Similar to the strange deaths that took place during the Renaissance, a number of bizarre perishments occurred during the Middle Ages including some of the most unusual ways of passing imaginable. Though many are disputed — and why wouldn't they be as they are pretty out there to say the least — these stories could not be made up.
There are plenty of strange ways to pass, and these might be the strangest ways of all. For example, take the unfortunate soul that allegedly combined a wicked case of indigestion with uncontrollable laughter. Then we have a ruler who perished when molten silver was poured into his eyes, ears, and throat.
Plenty of gluttons made the list as well, including one who enjoyed his favorite meal so much that it was his demise and another who was not only reportedly drowned in a vat of liquor but also had his corpse shipped in a barrel of brandy because he loved the bottle so much.
Think strange deaths are just in the 21st century? Think again! As these tales show, people have been passing from all sorts of unheard of ways for centuries.
George Plantagenet, 1st Duke of Clarence, was allegedly executed by drowning in a barrel of Malmsey wine at his own request.
Henry I of England was said to have passed after gorging on lampreys, a favorite meal. Historians say he most likely perished because of simple food poisoning, but the lamprey story has more character.

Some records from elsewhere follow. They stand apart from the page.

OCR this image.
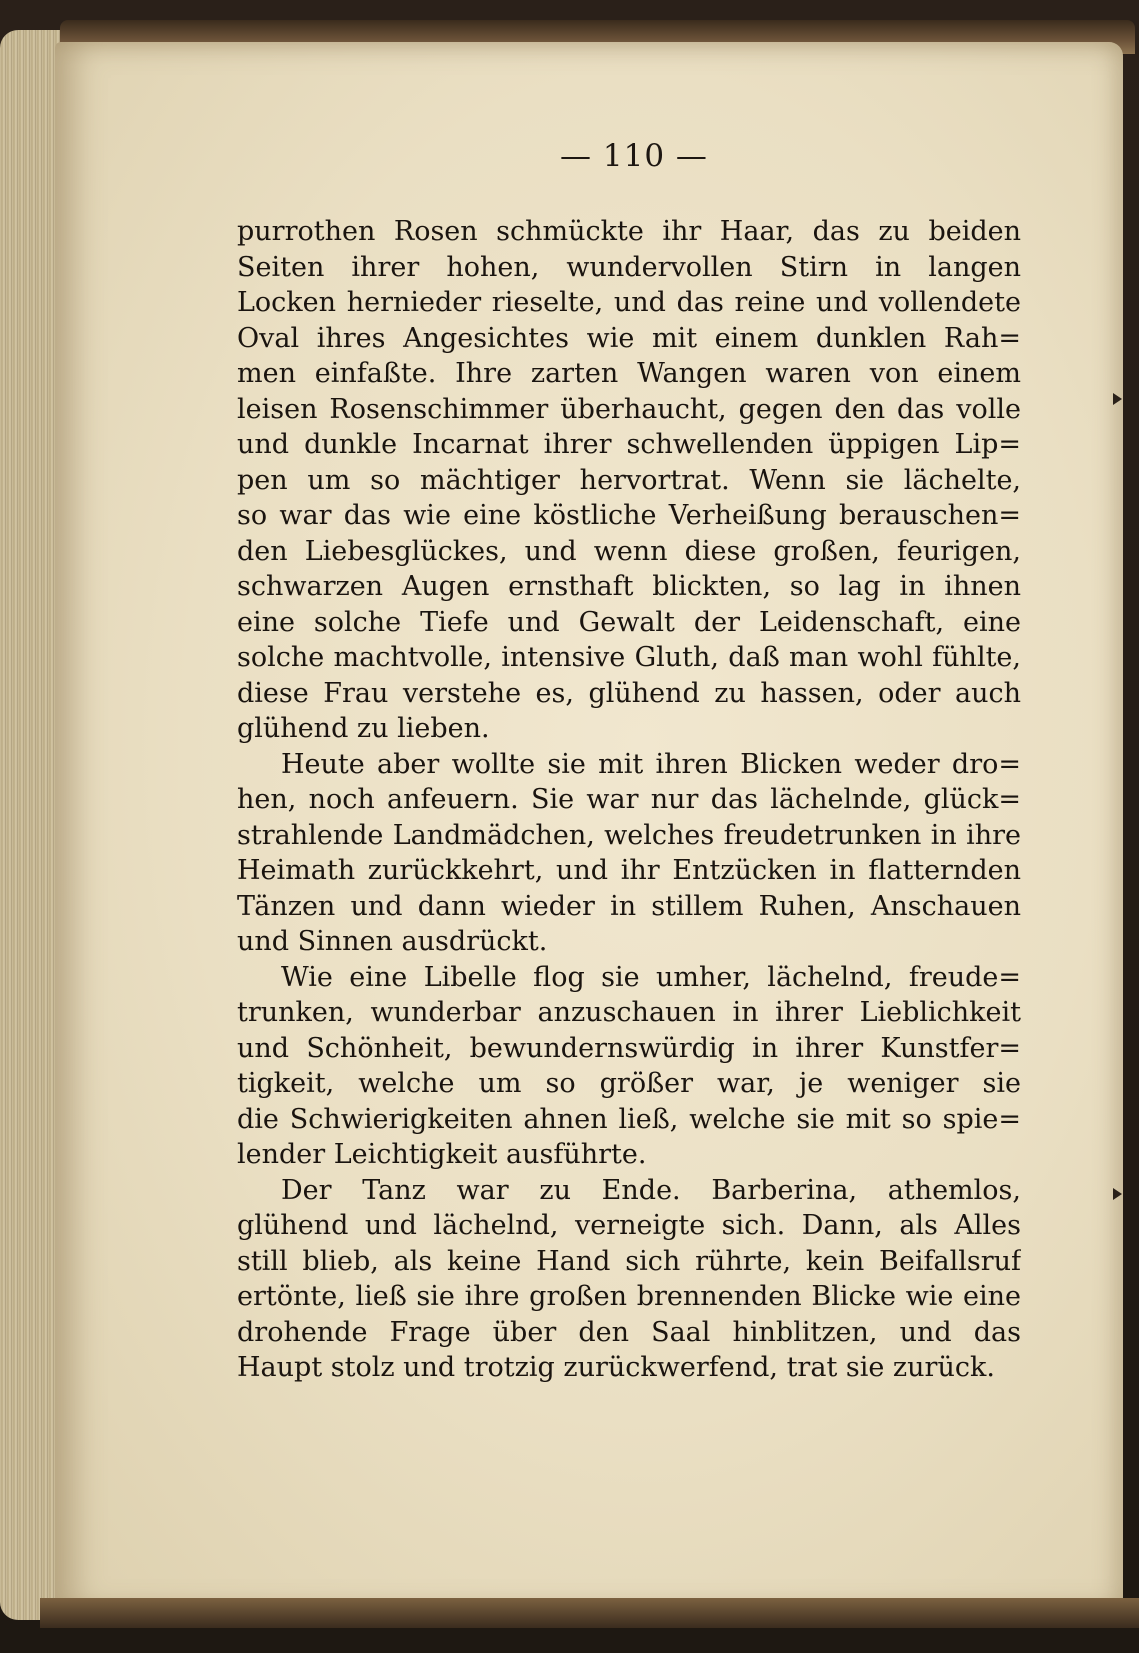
— 110 —
purrothen Rosen schmückte ihr Haar, das zu beiden
Seiten ihrer hohen, wundervollen Stirn in langen
Locken hernieder rieselte, und das reine und vollendete
Oval ihres Angesichtes wie mit einem dunklen Rah=
men einfaßte. Ihre zarten Wangen waren von einem
leisen Rosenschimmer überhaucht, gegen den das volle
und dunkle Incarnat ihrer schwellenden üppigen Lip=
pen um so mächtiger hervortrat. Wenn sie lächelte,
so war das wie eine köstliche Verheißung berauschen=
den Liebesglückes, und wenn diese großen, feurigen,
schwarzen Augen ernsthaft blickten, so lag in ihnen
eine solche Tiefe und Gewalt der Leidenschaft, eine
solche machtvolle, intensive Gluth, daß man wohl fühlte,
diese Frau verstehe es, glühend zu hassen, oder auch
glühend zu lieben.
Heute aber wollte sie mit ihren Blicken weder dro=
hen, noch anfeuern. Sie war nur das lächelnde, glück=
strahlende Landmädchen, welches freudetrunken in ihre
Heimath zurückkehrt, und ihr Entzücken in flatternden
Tänzen und dann wieder in stillem Ruhen, Anschauen
und Sinnen ausdrückt.
Wie eine Libelle flog sie umher, lächelnd, freude=
trunken, wunderbar anzuschauen in ihrer Lieblichkeit
und Schönheit, bewundernswürdig in ihrer Kunstfer=
tigkeit, welche um so größer war, je weniger sie
die Schwierigkeiten ahnen ließ, welche sie mit so spie=
lender Leichtigkeit ausführte.
Der Tanz war zu Ende. Barberina, athemlos,
glühend und lächelnd, verneigte sich. Dann, als Alles
still blieb, als keine Hand sich rührte, kein Beifallsruf
ertönte, ließ sie ihre großen brennenden Blicke wie eine
drohende Frage über den Saal hinblitzen, und das
Haupt stolz und trotzig zurückwerfend, trat sie zurück.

Inalchuq, the Muslim governor of the Central Asian town of Otrar, was captured and slain by the invading Mongols. This normally would not be that unusual for the times; however his passing allegedly occurred when Mongols poured molten silver in his eyes and ears.
Martin Of Aragon
Martin I of Aragon allegedly perished because of a lethal combination of indigestion and uncontrollable laughing. Little else is known about the details of this story, but that may be a good thing considering a combination of indigestion and laughter sounds extremely painful.